When my husband and I hike the woods surrounding our cabin near Bemidji, he strides confidently ahead through brush while I perform all sorts of contortions to avoid branches and fern fronds, and stop every few minutes to check for ticks. Having spent summers at the cabin his whole life, he refuses to acknowledge danger lurking in the forest. His optimism comes at a price. He’s been felled by tick-borne illnesses—including the two most common in Minnesota, Lyme disease and human anaplasmosis—several times and endured days of misery before recovering.
The arachnids I scout for are deer ticks, otherwise known as blacklegged ticks, which are the size of poppy seeds, have no eyes, and attach themselves via nasty barbed drinking spikes (the more-familiar wood tick is several times larger). These minuscule vampires are a growing menace in Minnesota and spread illnesses that often bring the sort of high fever, chills, and headache associated with a bad flu and typically send the afflicted crawling to the doctor for antibiotics. Symptoms have the potential to become quite severe, especially if left untreated. One rare virus can cause brain swelling, seizures, and death.
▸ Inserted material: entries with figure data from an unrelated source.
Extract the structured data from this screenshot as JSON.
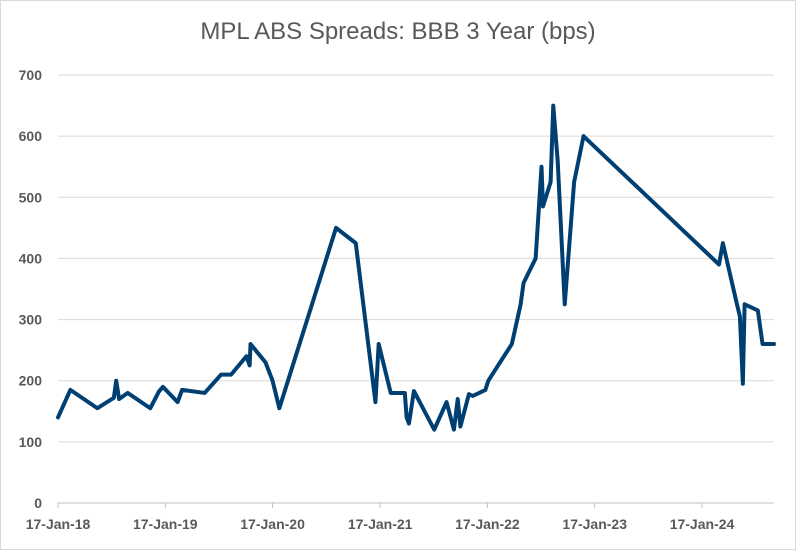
{
  "chart_data": {
    "type": "line",
    "title": "MPL ABS Spreads: BBB 3 Year (bps)",
    "xlabel": "",
    "ylabel": "",
    "ylim": [
      0,
      700
    ],
    "y_ticks": [
      "0",
      "100",
      "200",
      "300",
      "400",
      "500",
      "600",
      "700"
    ],
    "x_ticks": [
      {
        "label": "17-Jan-18",
        "date": "2018-01-17"
      },
      {
        "label": "17-Jan-19",
        "date": "2019-01-17"
      },
      {
        "label": "17-Jan-20",
        "date": "2020-01-17"
      },
      {
        "label": "17-Jan-21",
        "date": "2021-01-17"
      },
      {
        "label": "17-Jan-22",
        "date": "2022-01-17"
      },
      {
        "label": "17-Jan-23",
        "date": "2023-01-17"
      },
      {
        "label": "17-Jan-24",
        "date": "2024-01-17"
      }
    ],
    "xlim": [
      "2018-01-17",
      "2024-09-18"
    ],
    "grid": "horizontal",
    "color": "#003F72",
    "series": [
      {
        "points": [
          [
            "2018-01-17",
            140
          ],
          [
            "2018-02-28",
            185
          ],
          [
            "2018-05-31",
            155
          ],
          [
            "2018-07-26",
            172
          ],
          [
            "2018-08-03",
            200
          ],
          [
            "2018-08-13",
            170
          ],
          [
            "2018-09-11",
            180
          ],
          [
            "2018-11-27",
            155
          ],
          [
            "2018-12-26",
            182
          ],
          [
            "2019-01-09",
            190
          ],
          [
            "2019-02-28",
            165
          ],
          [
            "2019-03-15",
            185
          ],
          [
            "2019-05-31",
            180
          ],
          [
            "2019-07-26",
            210
          ],
          [
            "2019-08-29",
            210
          ],
          [
            "2019-10-20",
            240
          ],
          [
            "2019-10-31",
            225
          ],
          [
            "2019-11-03",
            260
          ],
          [
            "2019-12-24",
            230
          ],
          [
            "2020-01-17",
            200
          ],
          [
            "2020-02-09",
            155
          ],
          [
            "2020-08-20",
            450
          ],
          [
            "2020-10-26",
            425
          ],
          [
            "2021-01-01",
            165
          ],
          [
            "2021-01-12",
            260
          ],
          [
            "2021-02-22",
            180
          ],
          [
            "2021-04-11",
            180
          ],
          [
            "2021-04-17",
            140
          ],
          [
            "2021-04-25",
            130
          ],
          [
            "2021-05-12",
            183
          ],
          [
            "2021-07-20",
            120
          ],
          [
            "2021-08-31",
            165
          ],
          [
            "2021-09-25",
            120
          ],
          [
            "2021-10-08",
            170
          ],
          [
            "2021-10-17",
            125
          ],
          [
            "2021-11-15",
            178
          ],
          [
            "2021-11-28",
            175
          ],
          [
            "2022-01-10",
            185
          ],
          [
            "2022-01-20",
            200
          ],
          [
            "2022-04-10",
            260
          ],
          [
            "2022-05-10",
            325
          ],
          [
            "2022-05-20",
            360
          ],
          [
            "2022-06-30",
            400
          ],
          [
            "2022-07-20",
            550
          ],
          [
            "2022-07-25",
            485
          ],
          [
            "2022-08-20",
            525
          ],
          [
            "2022-08-29",
            650
          ],
          [
            "2022-09-13",
            560
          ],
          [
            "2022-10-07",
            325
          ],
          [
            "2022-11-08",
            525
          ],
          [
            "2022-12-10",
            600
          ],
          [
            "2024-03-15",
            390
          ],
          [
            "2024-03-28",
            425
          ],
          [
            "2024-05-15",
            325
          ],
          [
            "2024-05-25",
            305
          ],
          [
            "2024-06-04",
            195
          ],
          [
            "2024-06-10",
            325
          ],
          [
            "2024-07-25",
            315
          ],
          [
            "2024-08-10",
            260
          ],
          [
            "2024-09-18",
            260
          ]
        ]
      }
    ]
  }
}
Last summer, the Centers for Disease Control and Prevention acknowledged it had been dramatically undercounting Lyme cases in the United States and increased its estimate tenfold, to 300,000 annual infections. Minnesota, one of the more heavily affected states outside of New England, officially counts between 1,000 and 1,300 Lyme cases yearly and hundreds more of anaplasmosis. Those numbers represent dramatic increases from a decade ago, yet the real totals are likely much higher.
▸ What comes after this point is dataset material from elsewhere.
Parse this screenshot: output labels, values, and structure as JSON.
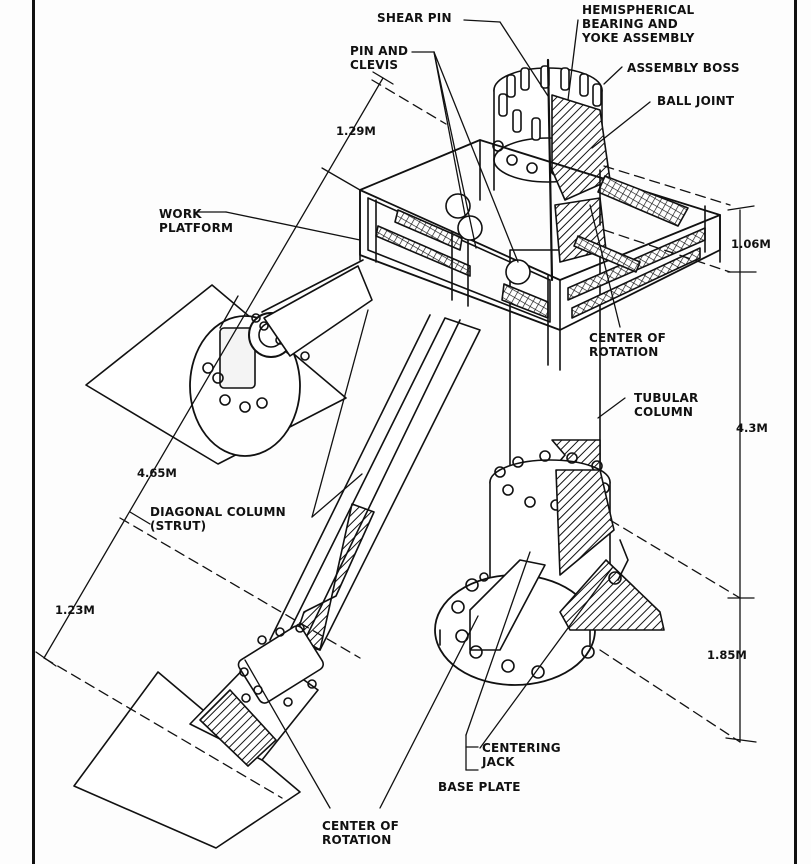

Rising infection rates concern Dave Neitzel, an epidemiologist and blacklegged-tick expert at the Minnesota
Department of Health. But he’s also alarmed by the new illnesses these ticks carry—and the fact that they are invading new territories. A map of infections reveals a bright swath running directly through Minnesota’s cabin country. “Most troubling to us is we continue to see tick-borne illnesses happening in other parts of the state where we hadn’t seen them before, like in the north and northwest,” he says.
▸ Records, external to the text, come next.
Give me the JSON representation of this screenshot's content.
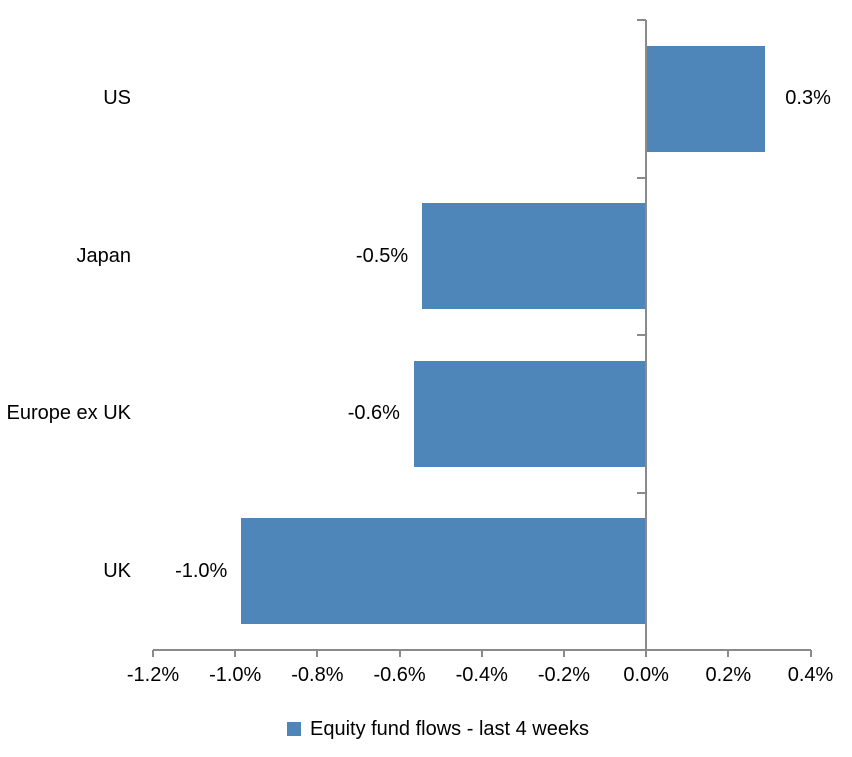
{
  "chart_data": {
    "type": "bar",
    "orientation": "horizontal",
    "title": "",
    "xlabel": "",
    "ylabel": "",
    "categories": [
      "US",
      "Japan",
      "Europe ex UK",
      "UK"
    ],
    "values": [
      0.3,
      -0.5,
      -0.6,
      -1.0
    ],
    "values_precise": [
      0.29,
      -0.545,
      -0.565,
      -0.985
    ],
    "value_labels": [
      "0.3%",
      "-0.5%",
      "-0.6%",
      "-1.0%"
    ],
    "x_tick_labels": [
      "-1.2%",
      "-1.0%",
      "-0.8%",
      "-0.6%",
      "-0.4%",
      "-0.2%",
      "0.0%",
      "0.2%",
      "0.4%"
    ],
    "xlim": [
      -1.2,
      0.4
    ],
    "grid": false,
    "legend_position": "bottom",
    "legend": [
      {
        "label": "Equity fund flows - last 4 weeks",
        "color": "#4E86BA"
      }
    ],
    "colors": {
      "bar": "#4E86BA",
      "axis": "#8A8A8A",
      "text": "#000000",
      "background": "#FFFFFF"
    }
  }
}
That could be due to rising northern temperatures related to climate change, as well as thriving herds of white-tailed deer, which blacklegged ticks feed on and travel aboard. Generally, ticks pick up diseases from white-footed mice; as adults, in order to reproduce, they attach to large mammals. As someone who has watched her husband curled up on the floor of an urgent-care clinic because he was too sick to sit in a chair—when I see a deer in the woods these days, I don’t think Bambi.
The CDC suggests that tick-borne illnesses should be dealt with more aggressively. But that’s hard to do, given the enemy’s diminutive size and the enormity of its habitat. Mass applications of pesticides are problematic and expensive, and can harm beneficial insects such as bees. And the lone vaccine for humans against Lyme was pulled from the market a decade ago due to weak demand and questionable efficacy.
Hikers have a single course of action, which is to avoid being feasted upon in the first place. The blacklegged tick is most active from May to early July and again from mid-September through November. They desiccate easily—yes, much like vampires—and tend to favor brushy areas. Neitzel recommends using a spray containing the long-lasting pesticide permethrin to thoroughly mist a pair of light-colored pants (not bare skin), preferably tucked unfashionably into white socks; or, DEET can be applied to skin.
In the course of his job, Neitzel picks up hundreds of ticks each summer. “I check my pants every few yards to see if anything is walking up,” he says. He hikes in the same enjoyment-killing way I do. And, like me, he has yet to be infected.